THE BURNING ISSUE #2 - Nicole, you've got to be kidding me?
What ever your thoughts are on Nicole Kidman (and believe me there are quite a range of opinions on the woman) one thing that cannot be denied is that she is an actress who will not just do anything for a paycheque. You can see it in her eyes and the way that she talks about her roles and her experiences that she has thought about each project she chooses on very carefully and has decided that it would be a good journey for her to embark on after all you dont blindly go into work with directors such as Lars Von Trier and Stanley Kubrick thinking that its all going to be plain sailing.
Often her choices have been very interesting indeed and once out of the shadow of Tom Cruise she has compiled a varied portfolio of an actress who is willing to try out any type of role in any type of setting.

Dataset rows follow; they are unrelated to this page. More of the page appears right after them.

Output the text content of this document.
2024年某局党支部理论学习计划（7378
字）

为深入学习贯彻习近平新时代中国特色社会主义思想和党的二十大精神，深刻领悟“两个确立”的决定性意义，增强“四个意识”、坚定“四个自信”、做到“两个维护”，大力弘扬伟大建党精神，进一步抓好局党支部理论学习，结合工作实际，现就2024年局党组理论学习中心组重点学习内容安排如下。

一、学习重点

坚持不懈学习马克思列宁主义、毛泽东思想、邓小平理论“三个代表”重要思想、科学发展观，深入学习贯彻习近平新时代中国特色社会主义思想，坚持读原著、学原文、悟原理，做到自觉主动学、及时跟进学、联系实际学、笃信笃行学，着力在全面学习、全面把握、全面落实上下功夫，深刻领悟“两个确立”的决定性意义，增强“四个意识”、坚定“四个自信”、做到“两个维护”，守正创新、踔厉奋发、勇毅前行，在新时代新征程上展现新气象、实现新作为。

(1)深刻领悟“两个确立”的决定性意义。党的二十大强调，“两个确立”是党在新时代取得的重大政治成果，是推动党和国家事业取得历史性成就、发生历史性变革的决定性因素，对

With her looks and her figure she could have made Hollywood very easy for herself but she has always embraced and enjoyed the challenge of testing herself in different situations. I have never had reason to complain before because the results on the whole have been very satisfying.
Although she has had some stellar roles in the nineties (she is chillingly brilliant as celebrity mad Suzanne Malone in To Die For) Hollywood didnt really start to take notice of her talents until 2001 when she was suddenly everywhere you looked or turned over a magazine page with her three distinctively unique roles in Moulin Rouge, The Others and Birthday Girl. In each of these performances she demonstrated the skills of an actress who could reinvent herself for each project, where you very much watching a different Nicole with every performance. This trend continued with her Oscar Winning role in The Hours and in Dogville. Although she wasnt given much to work with in Cold Mountain, she then hit what I considered to be a career peak in Birth. Although the film flopped and in truth wasnt executed all that well from a very intriguing initial idea, Nicoles performance in this film is absolutely mesmirising. Acting with every fibre of her being everything about her timing and her physical expressions felt chillingly authentic and represented the perfect example of an actor/actress obtaining every inch possible from their material. Throughout the film I sat in awe as I watched perhaps the greatest female screen performance I had seen since Juliette Binoche in Three Colours Blue. I was convinced at this stage that Nicole was going to come to occupy the Meryl Streep position of untouchable peer and academy respect.